The government of Georgia is partnering with Tether to launch GEL₮, a stablecoin pegged to the Georgian Lari. It's one of the first joint efforts to put a national currency on digital asset rails using a purpose-built regulatory framework. That framework, designed to align with the US GENIUS Act, aims to give the project legal clarity from day one.
A stablecoin for the Lari
GEL₮ will run on digital infrastructure backed by Tether, the company behind USDT. Georgia already has a system for digital asset payments where regulated intermediaries convert crypto into local currency for real-world settlements. The new stablecoin extends that model. Prime Minister Irakli Kobakhidze called it a step toward "a more connected, transparent, and digitally empowered financial world." Tether CEO Paolo Ardoino praised Georgia for moving early on regulatory architecture, saying that clarity "creates the foundation for real innovation and adoption."
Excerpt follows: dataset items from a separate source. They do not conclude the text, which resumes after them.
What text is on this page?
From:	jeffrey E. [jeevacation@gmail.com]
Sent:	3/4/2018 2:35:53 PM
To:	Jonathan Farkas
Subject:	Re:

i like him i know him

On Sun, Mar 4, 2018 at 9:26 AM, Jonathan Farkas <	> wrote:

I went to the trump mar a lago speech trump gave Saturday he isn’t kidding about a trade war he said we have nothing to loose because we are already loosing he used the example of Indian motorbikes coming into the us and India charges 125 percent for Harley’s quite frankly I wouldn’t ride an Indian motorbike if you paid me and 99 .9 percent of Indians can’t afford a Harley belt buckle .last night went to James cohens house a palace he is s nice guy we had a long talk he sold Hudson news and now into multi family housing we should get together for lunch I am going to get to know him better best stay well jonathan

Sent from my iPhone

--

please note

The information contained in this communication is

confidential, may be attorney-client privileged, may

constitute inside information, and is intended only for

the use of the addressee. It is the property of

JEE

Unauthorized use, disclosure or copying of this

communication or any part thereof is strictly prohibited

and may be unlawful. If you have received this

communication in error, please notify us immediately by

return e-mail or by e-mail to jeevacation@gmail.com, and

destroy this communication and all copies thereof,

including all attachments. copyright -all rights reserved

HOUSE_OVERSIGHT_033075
Why the regulatory framework matters
Georgia designed its stablecoin rules to be compatible with the US GENIUS Act and other American regulations. That's a deliberate bet. By building a compliant structure from the start, the government hopes to attract international businesses and avoid the patchwork enforcement that has slowed similar projects elsewhere. The framework isn't theoretical — it's the legal basis for GEL₮ and any future stablecoin issuers in the country.
Release date and rollout structure for GEL₮ haven't been announced. The stablecoin market right now is near an all-time high at roughly $322.7 billion combined cap, but the Lari-pegged token will compete in a different league: domestic payments and settlements, not global trading. Georgia's next move — a specific launch timeline — will show whether the regulatory clarity can translate into real adoption.